Integrantes do governo Lula reagiram ao vazamento de áudios envolvendo o senador Flávio Bolsonaro e o ex-banqueiro Daniel Vorcaro. O material circula entre aliados e reforça pedidos de apuração sobre supostas ligações com o Banco Master. As falas apontam proximidade entre as partes.
Líder do PT na Câmara, o deputado Pedro Uczai afirmou que o episódio sinaliza um desaquecimento político para a família Bolsonaro. Segundo ele, as mensagens revelam intimidade e dependência financeira entre Flávio e Vorcaro.
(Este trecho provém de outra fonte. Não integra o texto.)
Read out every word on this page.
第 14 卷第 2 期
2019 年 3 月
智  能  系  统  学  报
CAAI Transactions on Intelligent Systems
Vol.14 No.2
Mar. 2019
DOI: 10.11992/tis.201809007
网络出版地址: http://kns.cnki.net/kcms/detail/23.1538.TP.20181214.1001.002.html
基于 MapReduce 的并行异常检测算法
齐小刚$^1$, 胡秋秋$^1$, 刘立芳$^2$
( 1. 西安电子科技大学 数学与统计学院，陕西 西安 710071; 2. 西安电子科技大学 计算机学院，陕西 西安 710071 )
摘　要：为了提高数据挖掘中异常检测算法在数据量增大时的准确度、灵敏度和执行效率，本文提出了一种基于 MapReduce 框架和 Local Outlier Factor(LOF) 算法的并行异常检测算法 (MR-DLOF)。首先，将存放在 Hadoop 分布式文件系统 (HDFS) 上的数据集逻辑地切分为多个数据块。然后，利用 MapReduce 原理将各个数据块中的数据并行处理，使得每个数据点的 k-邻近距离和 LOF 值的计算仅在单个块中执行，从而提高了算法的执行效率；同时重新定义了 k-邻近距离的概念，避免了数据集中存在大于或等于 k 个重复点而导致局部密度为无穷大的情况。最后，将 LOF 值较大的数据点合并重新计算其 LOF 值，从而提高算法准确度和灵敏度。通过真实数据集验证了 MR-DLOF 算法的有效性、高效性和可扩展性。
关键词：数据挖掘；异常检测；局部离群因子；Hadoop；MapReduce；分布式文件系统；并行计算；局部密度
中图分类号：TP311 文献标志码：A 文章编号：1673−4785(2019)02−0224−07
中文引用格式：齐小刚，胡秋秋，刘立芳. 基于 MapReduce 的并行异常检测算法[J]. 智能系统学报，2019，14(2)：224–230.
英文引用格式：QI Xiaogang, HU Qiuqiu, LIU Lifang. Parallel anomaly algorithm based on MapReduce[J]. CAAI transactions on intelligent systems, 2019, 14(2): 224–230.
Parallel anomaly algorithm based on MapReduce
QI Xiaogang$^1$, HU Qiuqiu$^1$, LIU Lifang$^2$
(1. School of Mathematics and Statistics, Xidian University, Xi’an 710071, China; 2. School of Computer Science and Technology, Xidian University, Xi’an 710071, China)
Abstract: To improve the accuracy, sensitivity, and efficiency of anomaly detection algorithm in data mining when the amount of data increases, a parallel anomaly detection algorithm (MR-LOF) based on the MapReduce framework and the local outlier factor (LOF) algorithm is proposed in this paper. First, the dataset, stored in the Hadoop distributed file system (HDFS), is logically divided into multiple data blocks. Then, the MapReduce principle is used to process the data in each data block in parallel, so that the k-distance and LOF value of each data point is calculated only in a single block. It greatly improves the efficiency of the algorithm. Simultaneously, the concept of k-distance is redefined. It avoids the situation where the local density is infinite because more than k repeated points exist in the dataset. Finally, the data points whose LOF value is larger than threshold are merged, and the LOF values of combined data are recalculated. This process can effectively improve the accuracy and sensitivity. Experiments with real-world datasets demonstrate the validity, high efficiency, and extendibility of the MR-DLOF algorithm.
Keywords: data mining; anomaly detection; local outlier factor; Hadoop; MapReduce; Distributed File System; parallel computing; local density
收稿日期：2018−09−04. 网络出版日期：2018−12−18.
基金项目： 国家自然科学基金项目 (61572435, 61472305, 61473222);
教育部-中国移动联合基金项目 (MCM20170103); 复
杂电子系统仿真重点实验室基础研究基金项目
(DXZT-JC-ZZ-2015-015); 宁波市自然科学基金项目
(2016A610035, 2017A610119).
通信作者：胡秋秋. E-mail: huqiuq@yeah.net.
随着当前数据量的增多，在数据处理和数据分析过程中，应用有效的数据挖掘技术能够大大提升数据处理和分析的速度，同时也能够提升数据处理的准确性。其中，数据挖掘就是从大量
O parlamentar ressaltou que Flávio se refere a Vorcaro como irmão e agradece pela ajuda financeira, além de pedir apoio para manter contratos e equipes. Outros nomes da base foram citados em críticas públicas.
Notícia-crime
A deputada Erika Hilton ingressou com uma notícia-crime na PGR, pedindo a inclusão de Flávio Bolsonaro nas investigações sobre o Banco Master. A denúncia cita suspeitas de lavagem de dinheiro, tráfico de influência e uso de estruturas financeiras para fins eleitorais.
Outra ação foi aberta pela vereadora Liana Cirne, que pediu apuração no âmbito eleitoral sobre propaganda antecipada ligada a um filme. O documento aponta movimentações superiores a milhões de reais para a produção.
Segundo o material, haveria transferência de recursos envolvendo empresas intermediárias e um fundo nos Estados Unidos, ligado a pessoas próximas à família Bolsonaro. A denúncia sustenta possível financiamento político disfarçado.